Quote Originally Posted by chem geek View Post
I still have a concern that too vigorous a stirring might be outgassing chlorine. A simple way to verify that is to take two samples where for one you do vigorous stirring BEFORE adding any DPD powder of titrating drops while for the other you do not. Then measure the chlorine in each of these using a consistent technique -- say, moderate swirling. If you measure a difference, then vigorous swirling may in fact be changing the chlorine level so would not be accurate.

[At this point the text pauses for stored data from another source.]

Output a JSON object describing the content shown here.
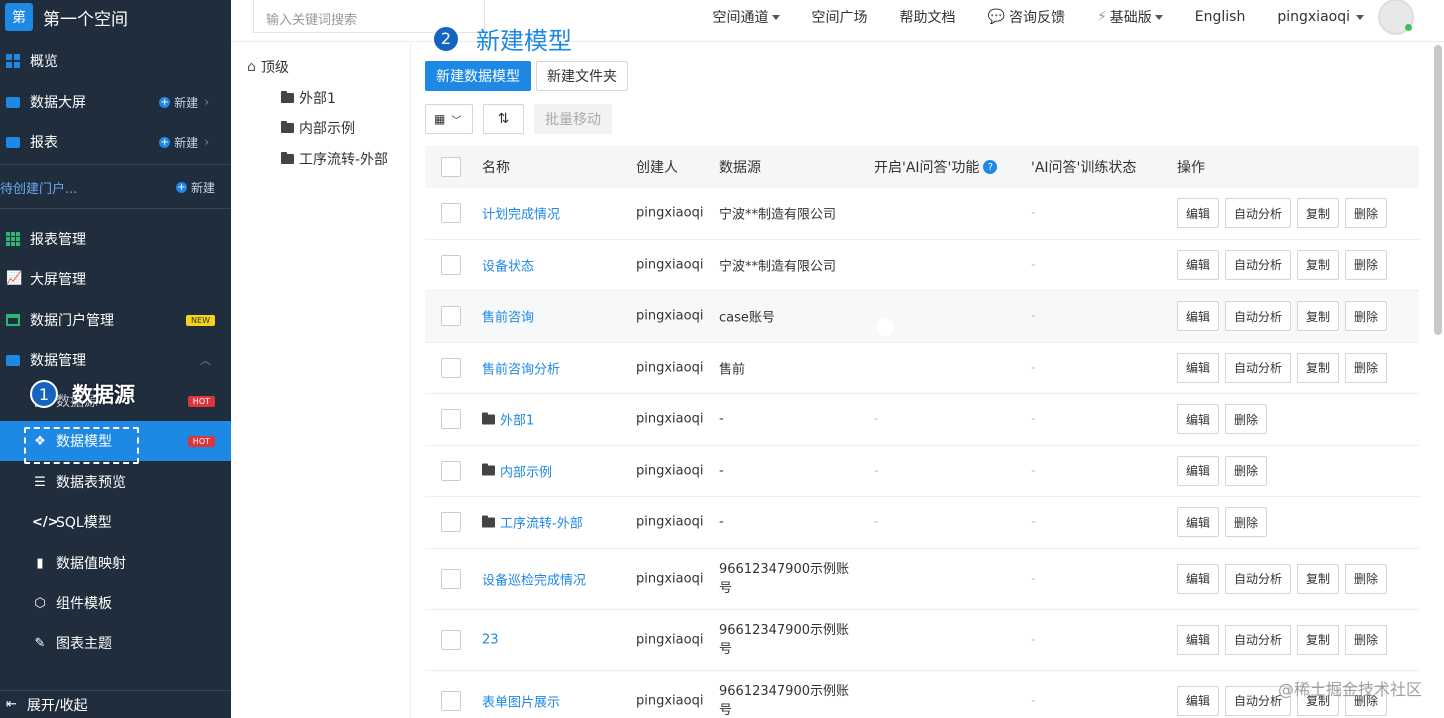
{
  "sidebar": {
    "logo_char": "第",
    "space_name": "第一个空间",
    "nav": [
      {
        "label": "概览"
      },
      {
        "label": "数据大屏",
        "action": "新建"
      },
      {
        "label": "报表",
        "action": "新建"
      }
    ],
    "portal": {
      "label": "待创建门户...",
      "action": "新建"
    },
    "manage": [
      {
        "label": "报表管理"
      },
      {
        "label": "大屏管理"
      },
      {
        "label": "数据门户管理",
        "badge": "NEW"
      },
      {
        "label": "数据管理"
      }
    ],
    "data_sub": [
      {
        "label": "数据源",
        "badge": "HOT"
      },
      {
        "label": "数据模型",
        "badge": "HOT"
      },
      {
        "label": "数据表预览"
      },
      {
        "label": "SQL模型"
      },
      {
        "label": "数据值映射"
      },
      {
        "label": "组件模板"
      },
      {
        "label": "图表主题"
      }
    ],
    "footer": "展开/收起"
  },
  "callouts": {
    "one": {
      "num": "1",
      "text": "数据源"
    },
    "two": {
      "num": "2",
      "text": "新建模型"
    }
  },
  "topbar": {
    "search_placeholder": "输入关键词搜索",
    "nav": [
      "空间通道",
      "空间广场",
      "帮助文档",
      "咨询反馈",
      "基础版",
      "English",
      "pingxiaoqi"
    ]
  },
  "tree": {
    "root": "顶级",
    "folders": [
      "外部1",
      "内部示例",
      "工序流转-外部"
    ]
  },
  "toolbar": {
    "new_model": "新建数据模型",
    "new_folder": "新建文件夹",
    "batch_move": "批量移动"
  },
  "table": {
    "headers": [
      "名称",
      "创建人",
      "数据源",
      "开启'AI问答'功能",
      "'AI问答'训练状态",
      "操作"
    ],
    "actions": {
      "edit": "编辑",
      "analyze": "自动分析",
      "copy": "复制",
      "delete": "删除"
    },
    "rows": [
      {
        "name": "计划完成情况",
        "creator": "pingxiaoqi",
        "source": "宁波**制造有限公司",
        "status": "-"
      },
      {
        "name": "设备状态",
        "creator": "pingxiaoqi",
        "source": "宁波**制造有限公司",
        "status": "-"
      },
      {
        "name": "售前咨询",
        "creator": "pingxiaoqi",
        "source": "case账号",
        "status": "-"
      },
      {
        "name": "售前咨询分析",
        "creator": "pingxiaoqi",
        "source": "售前",
        "status": "-"
      },
      {
        "name": "外部1",
        "creator": "pingxiaoqi",
        "source": "-",
        "ai": "-",
        "status": "-"
      },
      {
        "name": "内部示例",
        "creator": "pingxiaoqi",
        "source": "-",
        "ai": "-",
        "status": "-"
      },
      {
        "name": "工序流转-外部",
        "creator": "pingxiaoqi",
        "source": "-",
        "ai": "-",
        "status": "-"
      },
      {
        "name": "设备巡检完成情况",
        "creator": "pingxiaoqi",
        "source_l1": "96612347900示例账",
        "source_l2": "号",
        "status": "-"
      },
      {
        "name": "23",
        "creator": "pingxiaoqi",
        "source_l1": "96612347900示例账",
        "source_l2": "号",
        "status": "-"
      },
      {
        "name": "表单图片展示",
        "creator": "pingxiaoqi",
        "source_l1": "96612347900示例账",
        "source_l2": "号",
        "status": "-"
      }
    ]
  },
  "watermark": "@稀土掘金技术社区"
}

If there is no difference, then it says that thorough mixing during the test is important so swirling should not be light.
I tried measuring 3 slightly different ways this morning, all with 10 ml water sample:

1) the way I usually do, with moderate swirling between drops -- 4.5 ppm FC

2) agitating the water sample, before adding powder, for 2 minutes (sloshing the water around as much as I could without actually losing any out of the open tube); then adding powder; then doing the habitual moderate swirling between drops -- 4.0 ppm FC

3) no pre-agitation of the water, but doing more aggressive swirling after each added drop -- 4.0 ppm FC

So, at these relatively modest chlorine levels, both of the approaches that involved more agitation of the water (either pre-test or during test) gave somewhat lower results. It wasn't a big difference, but maybe that difference would be relatively greater if the total chlorine levels were higher (as I think they were in the original post in this thread)?